You have moments when you think: “I thought I was good at this, but it’s been 45 days and I haven’t closed anything.”
But in my experience, for every business, things come in batches. It could be ice cold for a month or two and you start worrying what’s wrong with you, and then suddenly you get five closes in a week. I don’t know why it works like that, but I do know that sales is about staying in the game.
How businesses benefit from the Add1Zero approach
When it goes right, though… We worked with a very niche marketing service that was having problems with cash flow. They were having an inflow of commoditized vendors from other places and outsourcing different things that were cutting into their market. We helped them to reposition to focus on a higher ticket value — and they went from about $250,000 of annual revenue at their worst point to topping $3 million in about a year and a half.
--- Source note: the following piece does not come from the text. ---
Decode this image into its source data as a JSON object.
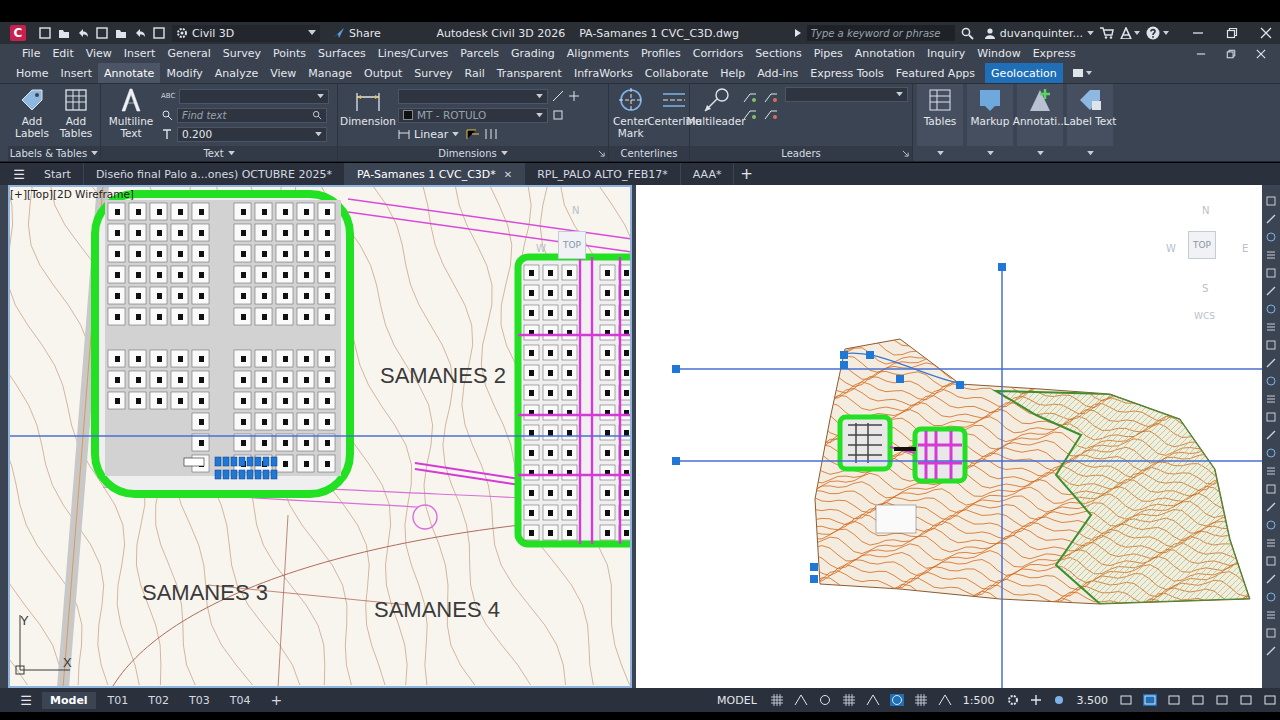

It’s great that we added a zero. As you can tell by the name of the company, that’s the whole point. But more than that, I look at the founder, who was really suffering, laying people off and not enjoying the business.
Now, they don’t have to worry about cash flow. They can think about strategic things they actually wanted to do. The founder can go home and spend more time with his wife and kids and know he’s a successful entrepreneur and his company is making millions.
It’s great to be able to bring that gift of optionality when people are suffering. I’ve been the founder that couldn’t make payroll next Friday unless I borrowed money from my dad. That’s miserable, and I don’t want that for anybody else.
Niche down so you can find your perfect clients more easily
You should niche down until it hurts. At Add1Zero, we work only with B2B, tech-enabled services firms where the founder has grown it to about $500,000 in sales and doesn’t want to sit in the sales seat any more.
That means we don’t have hundreds of clients, but we have more than enough. Those are businesses where we can really focus and make a difference for them.
I’m not saying this because I think I’m so brilliant. I’m saying this because I did it wrong so many times that I can tell you that when you finally do niche down, you will find yourself talking directly to people who are instantly able to reach back out to you. That only took me 15 years of doing it wrong.